Confidence Level: Moderate (High individual variation; requires consideration of medical history and testing)
Q3: Does ICSI “damage eggs” or “harm the child's health”?
ICSI is a mature micro-fertilization technique with long-term global application. However, it remains an additional procedure not required for all cases. Its use is typically based on fertilization risk assessment (e.g., male factors or previous fertilization failure). ASRM also notes that ICSI use for non-male factors requires careful consideration.
Confidence Level: Moderate (Overall safety accepted, but “necessity” requires individualized assessment)
Q4: How to interpret IVF success rates without being “misled by numbers”?
It's more advisable to examine three types of metrics:
Live birth/pregnancy outcomes within the same age group and diagnostic population (rather than lumping all individuals together)
Whether statistics are calculated per single transfer or **cumulatively (multiple transfers/cumulative live births)**
Whether data originates from official or academic disclosures
e.g., CDC provides official U.S. ART summaries and facility lookup tools to understand statistical definitions and annual variations.
Expert tip: When encountering “success rates,” first clarify four points: age stratification, diagnosis stratification, statistical scope (per transfer/per cycle/cumulative), and inclusion of frozen embryo transfers. Without these four variables, comparability is severely limited.
V. Process: Align “Generations” on a Single Timeline to Identify Differences
Regardless of generation (I, II, III), core processes are highly similar. Differences primarily lie in “fertilization method” and “PGT implementation.”
Initial Evaluation:
Ovarian reserve (AMH/AFC), semen analysis, uterine and tubal assessment, infectious disease screening, and baseline endocrine function.
Ovulation Induction and Monitoring:
Medication to stimulate multiple follicular development + ultrasound/hormone monitoring. International guidelines emphasize individualized protocols and OHSS risk management.
Oocyte Retrieval (typically ultrasound-guided) + Sperm Collection
Fertilization:
First Generation: Conventional IVF fertilization
Second Generation: ICSI fertilization (intracytoplasmic sperm injection)
Embryo Culture: D3 embryos or extended culture to blastocysts (D5/6, etc.)
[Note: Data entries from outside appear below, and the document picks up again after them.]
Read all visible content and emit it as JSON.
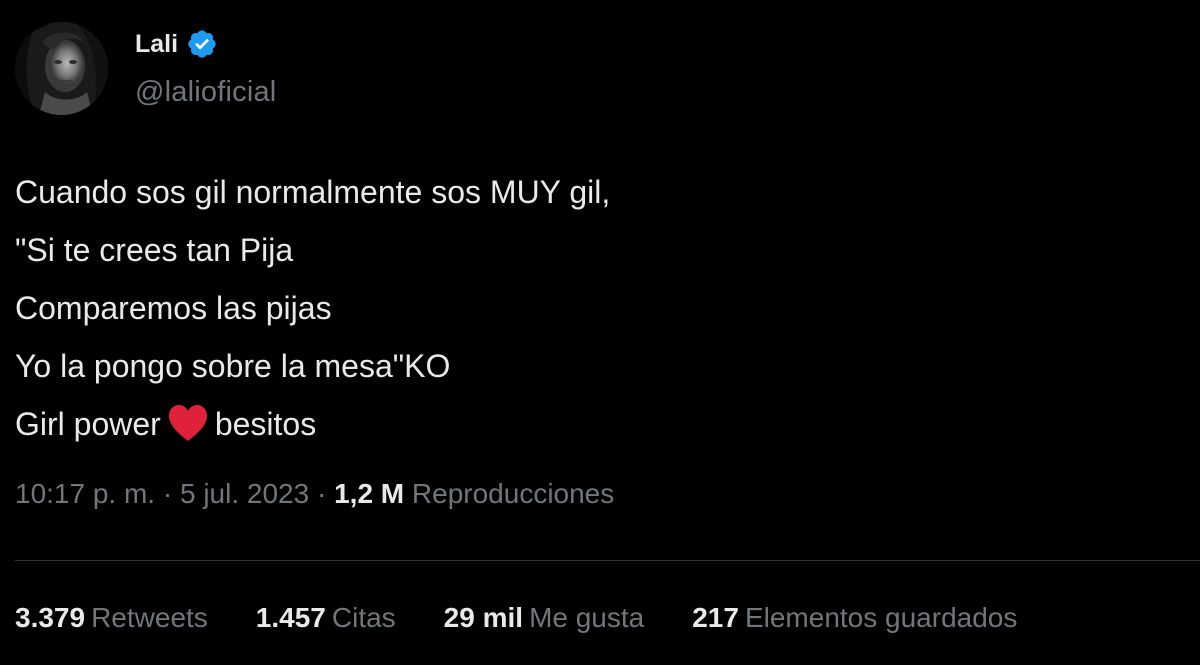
{
  "author": {
    "display_name": "Lali",
    "handle": "@lalioficial",
    "verified": true,
    "verified_color": "#1d9bf0"
  },
  "tweet": {
    "lines": [
      "Cuando sos gil normalmente sos MUY gil,",
      "\"Si te crees tan Pija",
      "Comparemos las pijas",
      "Yo la pongo sobre la mesa\"KO"
    ],
    "last_line_before_emoji": "Girl power",
    "emoji": "red-heart",
    "last_line_after_emoji": "besitos"
  },
  "meta": {
    "time": "10:17 p. m.",
    "separator": "·",
    "date": "5 jul. 2023",
    "views_count": "1,2 M",
    "views_label": "Reproducciones"
  },
  "stats": [
    {
      "count": "3.379",
      "label": "Retweets"
    },
    {
      "count": "1.457",
      "label": "Citas"
    },
    {
      "count": "29 mil",
      "label": "Me gusta"
    },
    {
      "count": "217",
      "label": "Elementos guardados"
    }
  ],
  "colors": {
    "background": "#000000",
    "primary_text": "#e7e9ea",
    "secondary_text": "#71767b",
    "divider": "#2f3336",
    "heart": "#e0213a"
  }
}
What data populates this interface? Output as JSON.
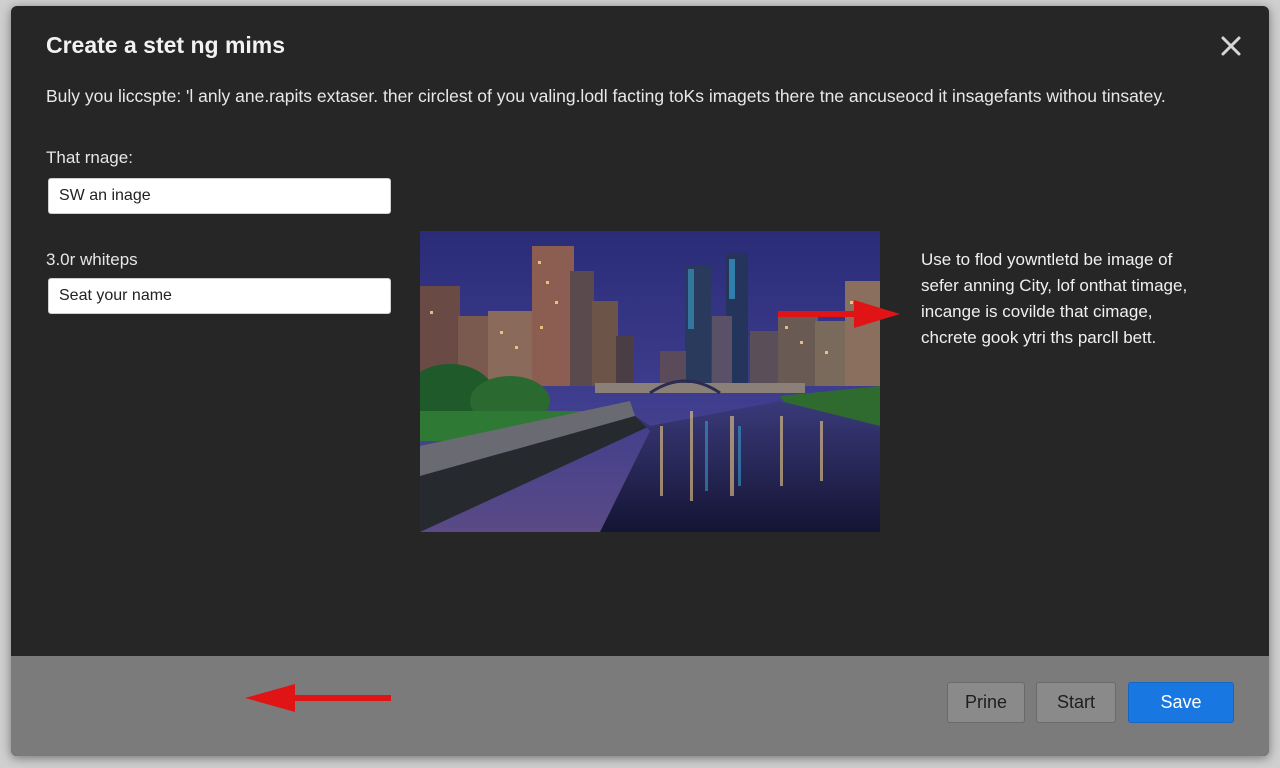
{
  "dialog": {
    "title": "Create a stet ng mims",
    "description": "Buly you liccspte: 'l anly ane.rapits extaser. ther circlest of you valing.lodl facting toKs imagets there tne ancuseocd it insagefants withou tinsatey.",
    "close_icon": "close-icon"
  },
  "form": {
    "image_field": {
      "label": "That rnage:",
      "placeholder": "SW an inage"
    },
    "name_field": {
      "label": "3.0r whiteps",
      "placeholder": "Seat your name"
    }
  },
  "preview": {
    "image_subject": "city skyline at night with river and bridge",
    "note_lines": [
      "Use to flod yowntletd be image of",
      "sefer anning City, lof onthat timage,",
      "incange is covilde that cimage,",
      "chcrete gook ytri ths parcll bett."
    ],
    "arrow_color": "#e01414"
  },
  "footer": {
    "buttons": {
      "prine": "Prine",
      "start": "Start",
      "save": "Save"
    },
    "primary_color": "#1877e0"
  }
}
(Third Generation Specific) Embryo Biopsy + PGT Testing: Typically requires cryopreservation pending results
Embryo Transfer: Fresh or frozen embryo transfer (determined by endometrial readiness, OHSS risk, PGT scheduling, etc.)
Luteal Support & Pregnancy Testing: Blood hCG, follow-up ultrasound monitoring
Expert Note: If proceeding with “third-generation” protocols, a common schedule adjustment involves “freezing embryos first, transferring later”—this is not failure or delay, but a necessary procedural step (waiting for testing results and optimizing the transfer window).
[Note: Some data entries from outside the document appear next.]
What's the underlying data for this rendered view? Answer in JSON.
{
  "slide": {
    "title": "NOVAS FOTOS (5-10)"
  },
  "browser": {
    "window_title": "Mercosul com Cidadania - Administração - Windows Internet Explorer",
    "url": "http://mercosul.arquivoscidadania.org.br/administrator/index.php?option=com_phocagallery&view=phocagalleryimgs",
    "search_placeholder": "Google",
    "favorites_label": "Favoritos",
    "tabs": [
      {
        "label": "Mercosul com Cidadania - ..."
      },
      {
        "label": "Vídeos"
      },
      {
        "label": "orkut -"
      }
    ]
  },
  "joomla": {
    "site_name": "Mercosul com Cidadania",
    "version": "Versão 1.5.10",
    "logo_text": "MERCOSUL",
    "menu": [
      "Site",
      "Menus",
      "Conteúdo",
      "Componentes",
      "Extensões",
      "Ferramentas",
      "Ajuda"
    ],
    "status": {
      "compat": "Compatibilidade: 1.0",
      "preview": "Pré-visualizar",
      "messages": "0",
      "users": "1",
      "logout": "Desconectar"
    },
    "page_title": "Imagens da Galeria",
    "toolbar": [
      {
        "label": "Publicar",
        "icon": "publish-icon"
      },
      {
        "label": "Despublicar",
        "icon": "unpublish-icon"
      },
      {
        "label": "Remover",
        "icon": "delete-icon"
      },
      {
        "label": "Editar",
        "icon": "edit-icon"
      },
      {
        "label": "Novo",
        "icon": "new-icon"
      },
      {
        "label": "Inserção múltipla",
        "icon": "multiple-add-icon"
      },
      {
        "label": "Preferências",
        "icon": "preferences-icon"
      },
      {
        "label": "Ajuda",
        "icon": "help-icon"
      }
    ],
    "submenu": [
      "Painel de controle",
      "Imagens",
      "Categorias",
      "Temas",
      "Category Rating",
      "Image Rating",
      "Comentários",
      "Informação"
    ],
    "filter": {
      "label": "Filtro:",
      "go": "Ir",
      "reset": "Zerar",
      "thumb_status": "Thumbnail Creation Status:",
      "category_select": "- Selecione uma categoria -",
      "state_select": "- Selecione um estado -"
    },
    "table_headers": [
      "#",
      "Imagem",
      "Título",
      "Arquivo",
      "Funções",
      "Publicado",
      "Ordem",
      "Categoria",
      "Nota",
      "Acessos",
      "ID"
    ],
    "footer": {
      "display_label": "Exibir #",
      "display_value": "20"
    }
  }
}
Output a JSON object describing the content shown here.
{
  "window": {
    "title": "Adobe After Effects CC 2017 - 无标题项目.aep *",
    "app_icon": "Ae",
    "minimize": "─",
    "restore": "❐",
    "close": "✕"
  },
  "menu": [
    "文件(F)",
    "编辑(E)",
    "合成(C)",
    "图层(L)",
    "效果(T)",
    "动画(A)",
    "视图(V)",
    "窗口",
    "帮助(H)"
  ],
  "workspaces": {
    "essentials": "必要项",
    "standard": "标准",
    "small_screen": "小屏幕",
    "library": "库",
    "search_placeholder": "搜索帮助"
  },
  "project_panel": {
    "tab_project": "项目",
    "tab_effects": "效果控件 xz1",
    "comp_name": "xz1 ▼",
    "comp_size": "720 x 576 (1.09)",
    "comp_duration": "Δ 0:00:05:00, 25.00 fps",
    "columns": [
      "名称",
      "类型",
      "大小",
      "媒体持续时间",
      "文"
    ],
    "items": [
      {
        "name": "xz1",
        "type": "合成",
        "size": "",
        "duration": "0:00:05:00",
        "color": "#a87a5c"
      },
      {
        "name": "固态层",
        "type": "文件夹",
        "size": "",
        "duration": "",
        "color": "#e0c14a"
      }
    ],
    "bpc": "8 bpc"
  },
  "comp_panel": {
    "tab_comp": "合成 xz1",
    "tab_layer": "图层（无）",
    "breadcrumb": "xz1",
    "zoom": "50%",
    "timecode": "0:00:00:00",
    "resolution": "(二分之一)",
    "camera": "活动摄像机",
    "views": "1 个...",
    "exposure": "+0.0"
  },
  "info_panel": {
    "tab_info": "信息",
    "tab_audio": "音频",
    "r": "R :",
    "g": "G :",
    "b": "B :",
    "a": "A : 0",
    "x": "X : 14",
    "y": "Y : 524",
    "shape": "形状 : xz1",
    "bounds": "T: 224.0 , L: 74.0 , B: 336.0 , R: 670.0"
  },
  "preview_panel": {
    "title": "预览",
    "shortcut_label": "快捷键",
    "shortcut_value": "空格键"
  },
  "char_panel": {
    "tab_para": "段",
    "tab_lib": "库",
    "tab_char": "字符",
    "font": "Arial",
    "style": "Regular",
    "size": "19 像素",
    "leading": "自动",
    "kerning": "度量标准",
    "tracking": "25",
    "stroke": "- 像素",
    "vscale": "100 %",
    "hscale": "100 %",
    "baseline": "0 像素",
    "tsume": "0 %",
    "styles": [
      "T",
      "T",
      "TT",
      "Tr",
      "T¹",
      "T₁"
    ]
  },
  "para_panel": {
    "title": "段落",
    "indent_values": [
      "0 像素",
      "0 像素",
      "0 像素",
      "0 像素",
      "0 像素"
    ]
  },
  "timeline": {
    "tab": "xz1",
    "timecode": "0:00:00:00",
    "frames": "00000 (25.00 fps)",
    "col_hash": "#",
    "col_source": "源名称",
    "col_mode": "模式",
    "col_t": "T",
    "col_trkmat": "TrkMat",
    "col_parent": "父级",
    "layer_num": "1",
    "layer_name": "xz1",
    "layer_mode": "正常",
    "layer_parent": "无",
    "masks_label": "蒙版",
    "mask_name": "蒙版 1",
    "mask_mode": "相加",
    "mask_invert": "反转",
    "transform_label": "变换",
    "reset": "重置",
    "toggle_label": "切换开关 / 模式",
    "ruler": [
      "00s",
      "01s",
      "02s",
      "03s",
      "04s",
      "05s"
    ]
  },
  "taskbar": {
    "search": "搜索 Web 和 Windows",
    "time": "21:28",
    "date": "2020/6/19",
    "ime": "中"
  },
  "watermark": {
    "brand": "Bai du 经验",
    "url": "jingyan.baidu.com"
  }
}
VI. Summary Box: Key Takeaways + How to Make Choices
Summary Box
What do first-, second-, and third-generation IVF mean? It's more like “abbreviations for technology combinations”:
- First-gen = Conventional IVF fertilization
- Second-gen = ICSI fertilization
- Third-gen = Adding PGT genetic testing before transfer
The selection logic isn't “higher is better,” but rather: what is your primary fertility challenge? Is there a clear indication? And do the risks/costs align with your goals?
PGT-related procedures (especially PGT-A) are “information-gaining tools” with varying benefits across different populations. ICSI isn't universally required either—it should be evaluated based on male factors and previous fertilization outcomes.